Construct a U-Net style segmentation model.

Parameters

  • encoder_config: An EncoderConfig object specifying the architecture and configuration of the encoder to be built and used in the U-Net.
  • encoder: A Flux.Chain layer containing the blocks of the encoder to be used in the U-Net.
  • encoder_dims: A tuple containing the feature dimension of each encoder block output ordered from first to last.
  • decoder_dims: The feature dimension of each decoder block ordered from top to bottom.
  • batch_norm: If true, a batch norm operation will be applied after each convolution in the decoder.
  • inchannels: The number of channels in the input image.
  • nclasses: The number of output classes for the segmentation task.
  • upsample_method: The method to use for upsampling. Can be :nearest or :bilinear.
source
FluxSegmentationModels.FPNType
FPN(encoder_config; inchannels=3, nclasses=1, pyramid_dim=256, segmentation_dim=128, upsample_method=:nearest, merge_policy=:add, dropout=0.0)
FPN(encoder, encoder_dims; nclasses=1, pyramid_dim=256, segmentation_dim=128, upsample_method=:nearest, merge_policy=:add, dropout=0.0)

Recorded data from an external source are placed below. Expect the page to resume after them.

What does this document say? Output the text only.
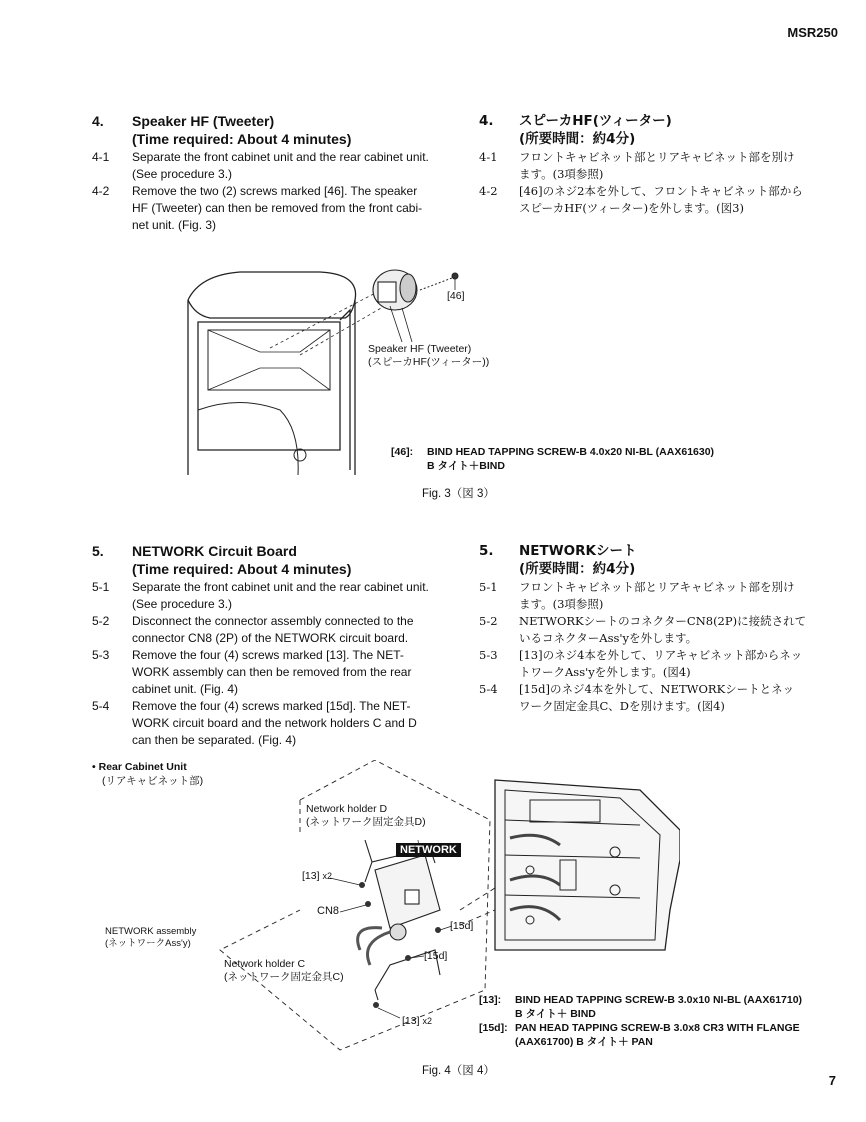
MSR250
7
4. Speaker HF (Tweeter)
(Time required: About 4 minutes)
4-1 Separate the front cabinet unit and the rear cabinet unit.
(See procedure 3.)
4-2 Remove the two (2) screws marked [46]. The speaker
HF (Tweeter) can then be removed from the front cabi-
net unit. (Fig. 3)
4. スピーカHF(ツィーター)
(所要時間：約4分)
4-1 フロントキャビネット部とリアキャビネット部を別け
ます。(3項参照)
4-2 [46]のネジ2本を外して、フロントキャビネット部から
スピーカHF(ツィーター)を外します。(図3)
[46]
Speaker HF (Tweeter)
(スピーカHF(ツィーター))
[46]: BIND HEAD TAPPING SCREW-B 4.0x20 NI-BL (AAX61630)
B タイト＋BIND
Fig. 3（図 3）
5. NETWORK Circuit Board
(Time required: About 4 minutes)
5-1 Separate the front cabinet unit and the rear cabinet unit.
(See procedure 3.)
5-2 Disconnect the connector assembly connected to the
connector CN8 (2P) of the NETWORK circuit board.
5-3 Remove the four (4) screws marked [13]. The NET-
WORK assembly can then be removed from the rear
cabinet unit. (Fig. 4)
5-4 Remove the four (4) screws marked [15d]. The NET-
WORK circuit board and the network holders C and D
can then be separated. (Fig. 4)
5. NETWORKシート
(所要時間：約4分)
5-1 フロントキャビネット部とリアキャビネット部を別け
ます。(3項参照)
5-2 NETWORKシートのコネクターCN8(2P)に接続されて
いるコネクターAss'yを外します。
5-3 [13]のネジ4本を外して、リアキャビネット部からネッ
トワークAss'yを外します。(図4)
5-4 [15d]のネジ4本を外して、NETWORKシートとネッ
ワーク固定金具C、Dを別けます。(図4)
• Rear Cabinet Unit
(リアキャビネット部)
Network holder D
(ネットワーク固定金具D)
NETWORK
[13] x2
CN8
[15d]
[15d]
NETWORK assembly
(ネットワークAss'y)
Network holder C
(ネットワーク固定金具C)
[13] x2
[13]: BIND HEAD TAPPING SCREW-B 3.0x10 NI-BL (AAX61710)
B タイト＋ BIND
[15d]: PAN HEAD TAPPING SCREW-B 3.0x8 CR3 WITH FLANGE
(AAX61700) B タイト＋ PAN
Fig. 4（図 4）
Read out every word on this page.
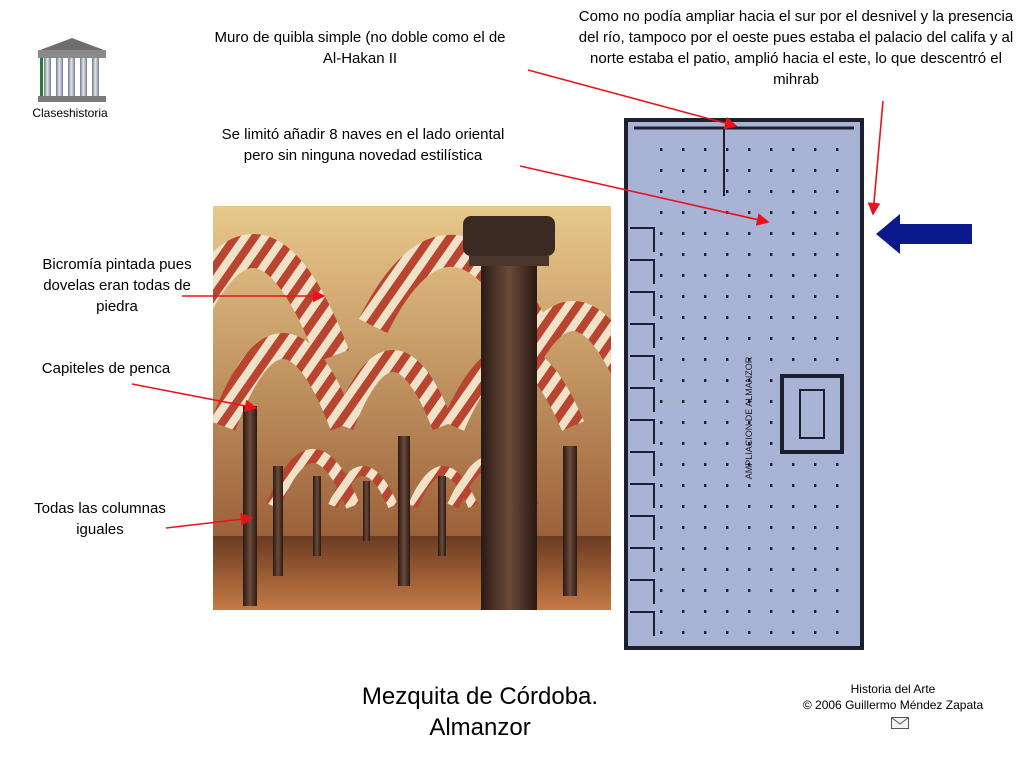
Claseshistoria
AMPLIACION DE ALMANZOR
Muro de quibla simple (no doble como el de Al-Hakan II
Como no podía ampliar hacia el sur por el desnivel y la presencia del río, tampoco por el oeste pues estaba el palacio del califa y al norte estaba el patio, amplió hacia el este, lo que descentró el mihrab
Se limitó añadir 8 naves en el lado oriental pero sin ninguna novedad estilística
Bicromía pintada pues dovelas eran todas de piedra
Capiteles de penca
Todas las columnas iguales
Mezquita de Córdoba.
Almanzor
Historia del Arte
© 2006 Guillermo Méndez Zapata
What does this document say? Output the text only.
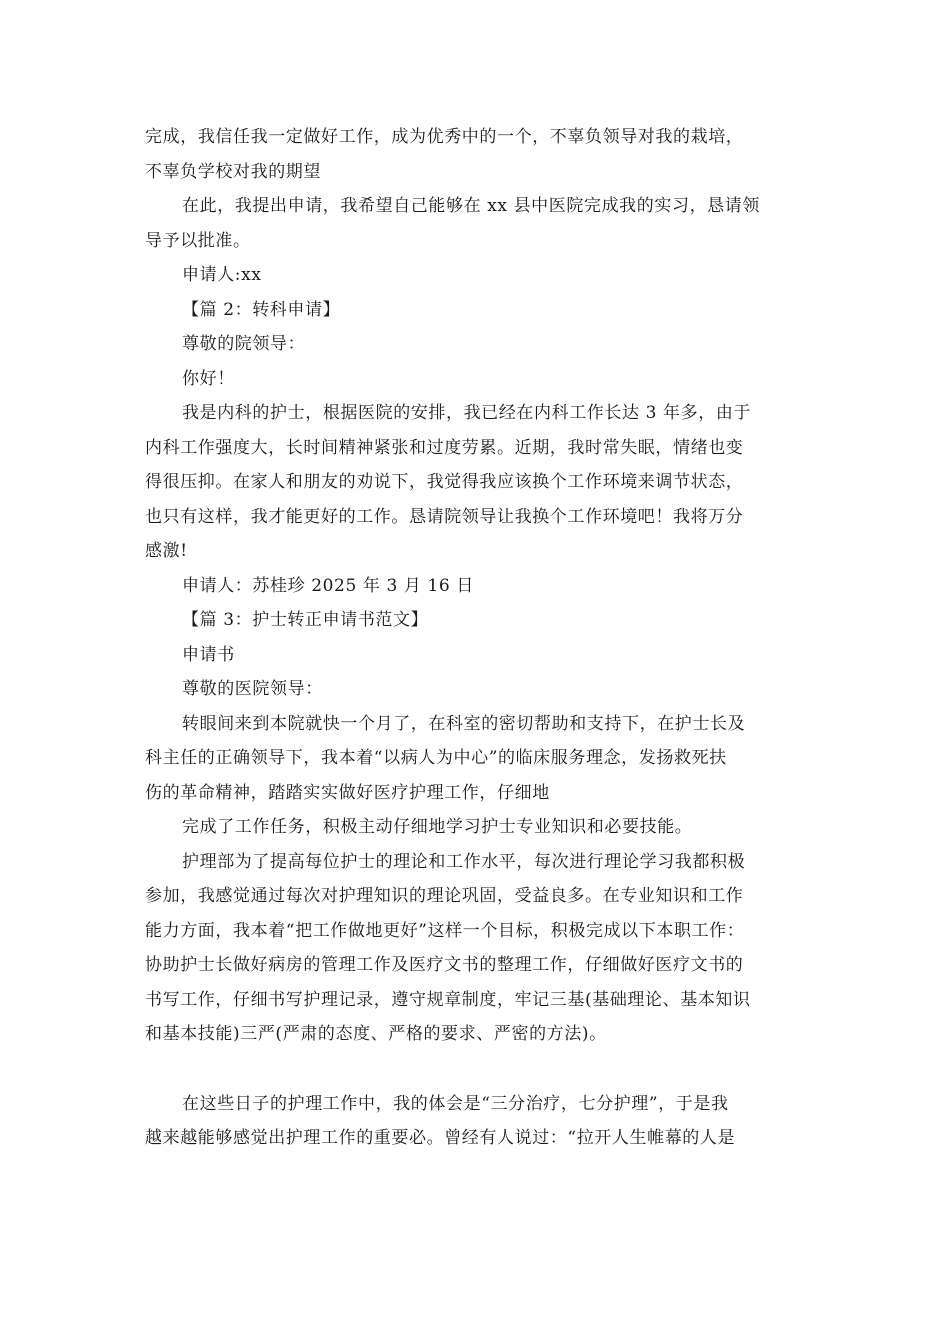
完成，我信任我一定做好工作，成为优秀中的一个，不辜负领导对我的栽培，
不辜负学校对我的期望
在此，我提出申请，我希望自己能够在 xx 县中医院完成我的实习，恳请领
导予以批准。
申请人:xx
【篇 2：转科申请】
尊敬的院领导：
你好！
我是内科的护士，根据医院的安排，我已经在内科工作长达 3 年多，由于
内科工作强度大，长时间精神紧张和过度劳累。近期，我时常失眠，情绪也变
得很压抑。在家人和朋友的劝说下，我觉得我应该换个工作环境来调节状态，
也只有这样，我才能更好的工作。恳请院领导让我换个工作环境吧！我将万分
感激!
申请人：苏桂珍 2025 年 3 月 16 日
【篇 3：护士转正申请书范文】
申请书
尊敬的医院领导：
转眼间来到本院就快一个月了，在科室的密切帮助和支持下，在护士长及
科主任的正确领导下，我本着“以病人为中心”的临床服务理念，发扬救死扶
伤的革命精神，踏踏实实做好医疗护理工作，仔细地
完成了工作任务，积极主动仔细地学习护士专业知识和必要技能。
护理部为了提高每位护士的理论和工作水平，每次进行理论学习我都积极
参加，我感觉通过每次对护理知识的理论巩固，受益良多。在专业知识和工作
能力方面，我本着“把工作做地更好”这样一个目标，积极完成以下本职工作：
协助护士长做好病房的管理工作及医疗文书的整理工作，仔细做好医疗文书的
书写工作，仔细书写护理记录，遵守规章制度，牢记三基(基础理论、基本知识
和基本技能)三严(严肃的态度、严格的要求、严密的方法)。
在这些日子的护理工作中，我的体会是“三分治疗，七分护理”，于是我
越来越能够感觉出护理工作的重要必。曾经有人说过：“拉开人生帷幕的人是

A Feature Pyramid Network style decoder. Expects a tuple of block-wise activations as input.

Parameters

  • encoder_config: An EncoderConfig object specifying the architecture and configuration of the encoder to be built and used in the FPN.
  • inchannels: The number of channels in the input image. Default is 3 for RGB images.
  • nclasses: The number of output classes for the segmentation task. Default is 1.
  • pyramid_dim: The size of the feature pyramid dimension. Default is 256.
  • segmentation_dim: The size of the segmentation dimension. Default is 128.
  • upsample_method: The method to use for upsampling. Can be :nearest or :bilinear.
  • merge_policy: The policy to use for merging features. Can be :add or :concat.
  • dropout: The dropout probability to use after the last layer.
source
FluxSegmentationModels.SegFormerType
SegFormer(encoder_config::EncoderConfig; embed_dim=768, dropout=0.0, nclasses=1, inchannels=3) where N

Construct a SegFormer style segmentation model.

Parameters

  • encoder_config: An EncoderConfig object specifying the architecture and configuration of the encoder to be built and used in the U-Net.
  • embed_dim: The embedding dimension to use for the decoder. Default is 256.
  • dropout: The dropout probability to use after the last layer of the decoder. Default is 0.0.
  • nclasses: The number of output classes for the segmentation task.
  • inchannels: The number of channels in the input image.
source
FluxSegmentationModels.SETRType
SETR(encoder_config::EncoderConfig; inchannels=3, kw...)
SETR(encoder, encoder_dims; patchsize=(16,16), batch_norm=true, nclasses=1)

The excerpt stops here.